Le titre «Habit d’Hyver» témoigne du nouveau rythme saisonnier de l’industrie de la mode. En associant gravures détaillées et textes descriptifs, la revue fait figure de pionnière en matière de communication des dernières tendances. Bibliothèque nationale de France

La mode au rythme des saisons

Alors que les matières premières, en particulier les fils de soie et de coton, devaient être importées, la France devint un centre de fabrication textile sous le ministre des finances Jean-Baptiste Colbert et Louis XIV. Lyon se hissa au rang de capitale de la production de soie grâce aux stricts contrôles de qualité de la «Grande Fabrique», une sorte de guilde. Plusieurs changements dans la conception des tissus étaient introduits chaque année dans le cadre d’une politique mercantiliste et protectionniste menée au milieu du XVIIe siècle à des fins de promotion ciblée du site de production de soie. Versailles lança également un calendrier dédié à la cour qui indiquait les vêtements ou accessoires à porter en fonction de la saison. Cette démarche entraîna la création d’un marché dans lequel le moment de la vente devint décisif. Quant aux producteurs de soie, ils répondaient à la demande en renouvelant les motifs, couleurs et qualités avec une diversité et une virtuosité inédites.

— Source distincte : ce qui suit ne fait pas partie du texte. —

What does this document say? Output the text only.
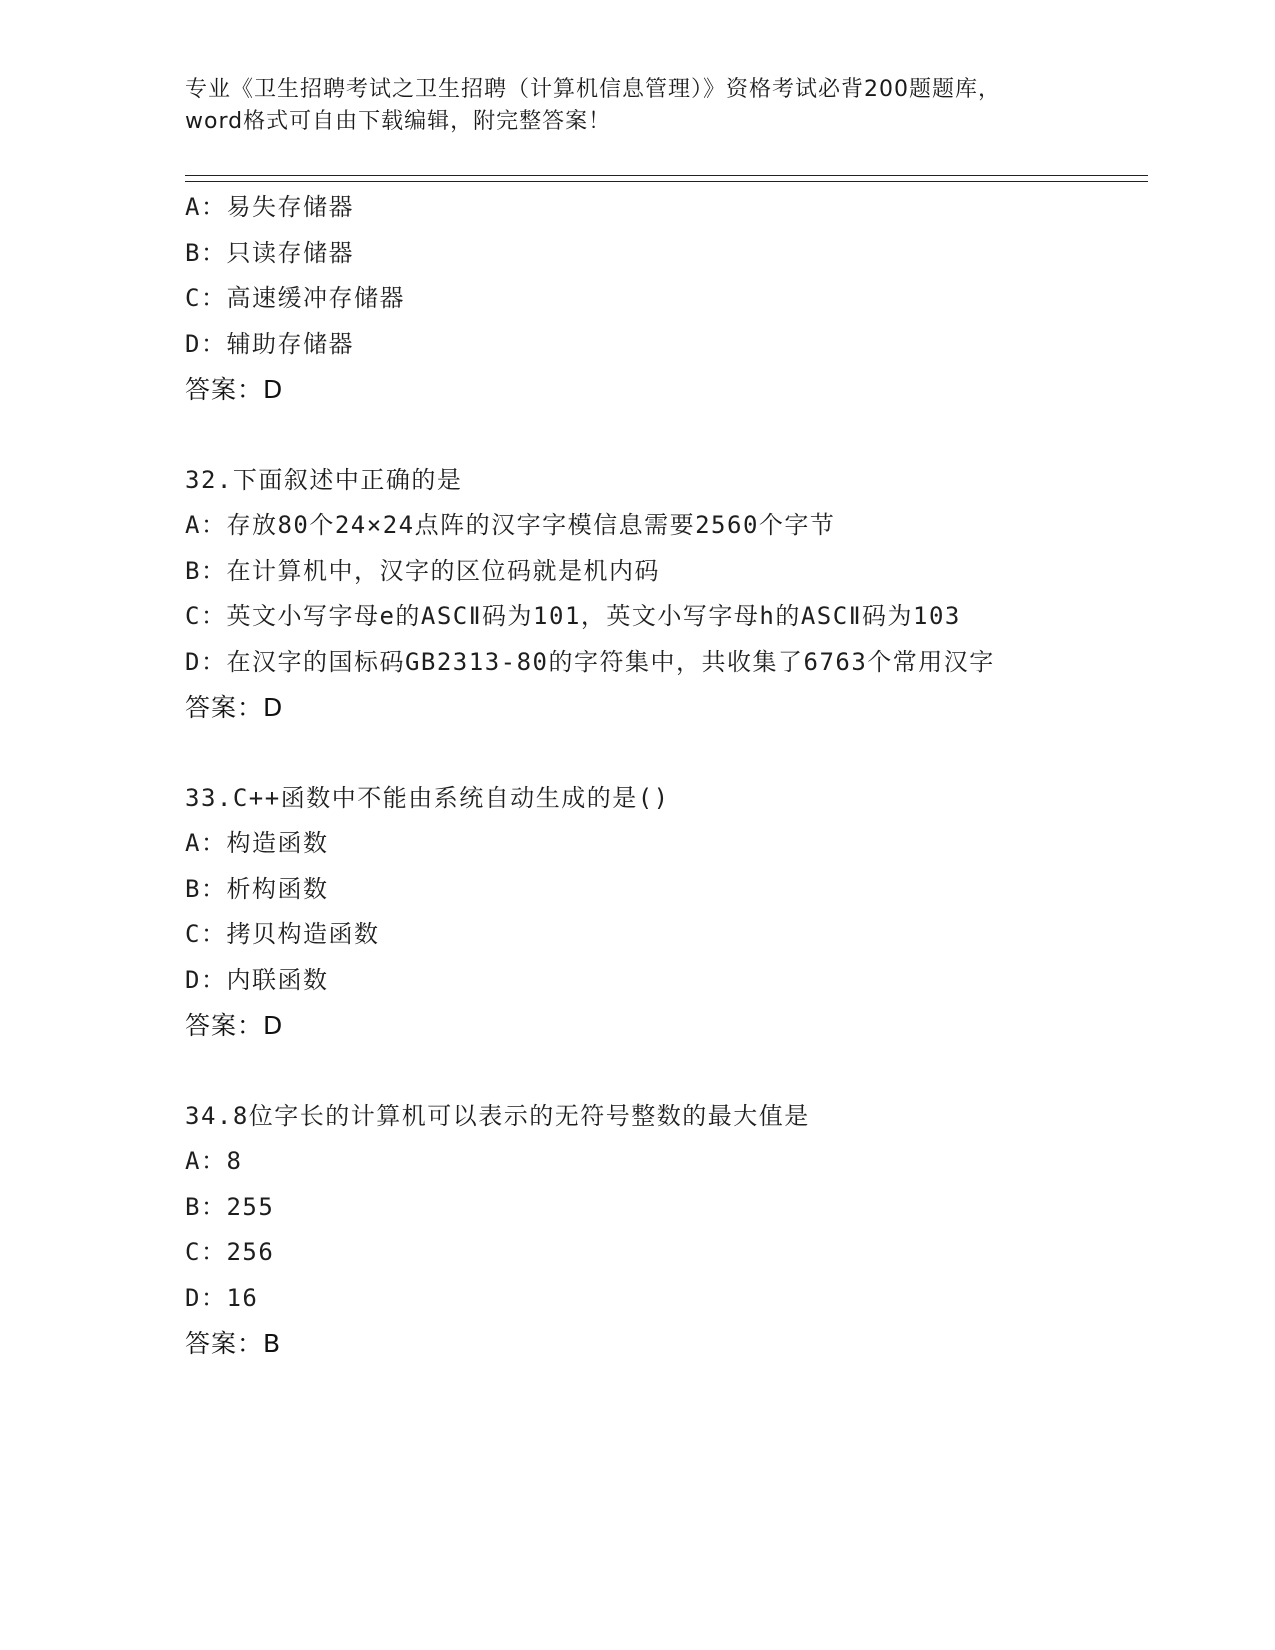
专业《卫生招聘考试之卫生招聘（计算机信息管理）》资格考试必背200题题库，
word格式可自由下载编辑，附完整答案！
A：易失存储器
B：只读存储器
C：高速缓冲存储器
D：辅助存储器
答案：D
32.下面叙述中正确的是
A：存放80个24×24点阵的汉字字模信息需要2560个字节
B：在计算机中，汉字的区位码就是机内码
C：英文小写字母e的ASCⅡ码为101，英文小写字母h的ASCⅡ码为103
D：在汉字的国标码GB2313-80的字符集中，共收集了6763个常用汉字
答案：D
33.C++函数中不能由系统自动生成的是()
A：构造函数
B：析构函数
C：拷贝构造函数
D：内联函数
答案：D
34.8位字长的计算机可以表示的无符号整数的最大值是
A：8
B：255
C：256
D：16
答案：B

Tissus en soie de France, 1708-1710.
La variété de motifs, de couleurs et de qualités des étoffes de soie atteint son apogée durant l’époque baroque. Les soies dites «bizarres», par exemple, sont très appréciées. Elles présentent des combinaisons dynamiques de motifs aux proportions surprenantes, inspirés de l’Asie orientale. Tissus en soie de France, 1708-1710. Galerie Ruf AG, Stansstad
Afin de promouvoir la branche, Mercure galant relatait le travail des manufactures lyonnaises ainsi que des marchands et vendeurs d’étoffes parisiens, en révélant parfois leur identité. Le nouveau rythme saisonnier de la mode était décrit en détail dans la revue, dont la bonne marche des affaires dépendait en quelque sorte de ces évolutions constantes et des actualités sans cesse renouvelées. La synergie entre l’innovation des producteurs textiles et la diffusion des nouveautés par l’image et le texte a finalement conduit à l’établissement d’un système de mode moderne, focalisé sur l’actualité. Grâce aux gravures, une grande partie de la population européenne, y compris la Suisse, était au fait des tendances de Versailles et de Paris. Très peu de personnes étaient en mesure de s’offrir les tissus en vogue, mais chacun essayait de suivre la mode dans la limite de ses moyens. Ce système saisonnier de la mode, dont Paris était la référence, a perduré jusqu’au XXIe siècle. Il est aujourd’hui remis en question dans l’optique d’une exploitation prudente des ressources et d’une production durable.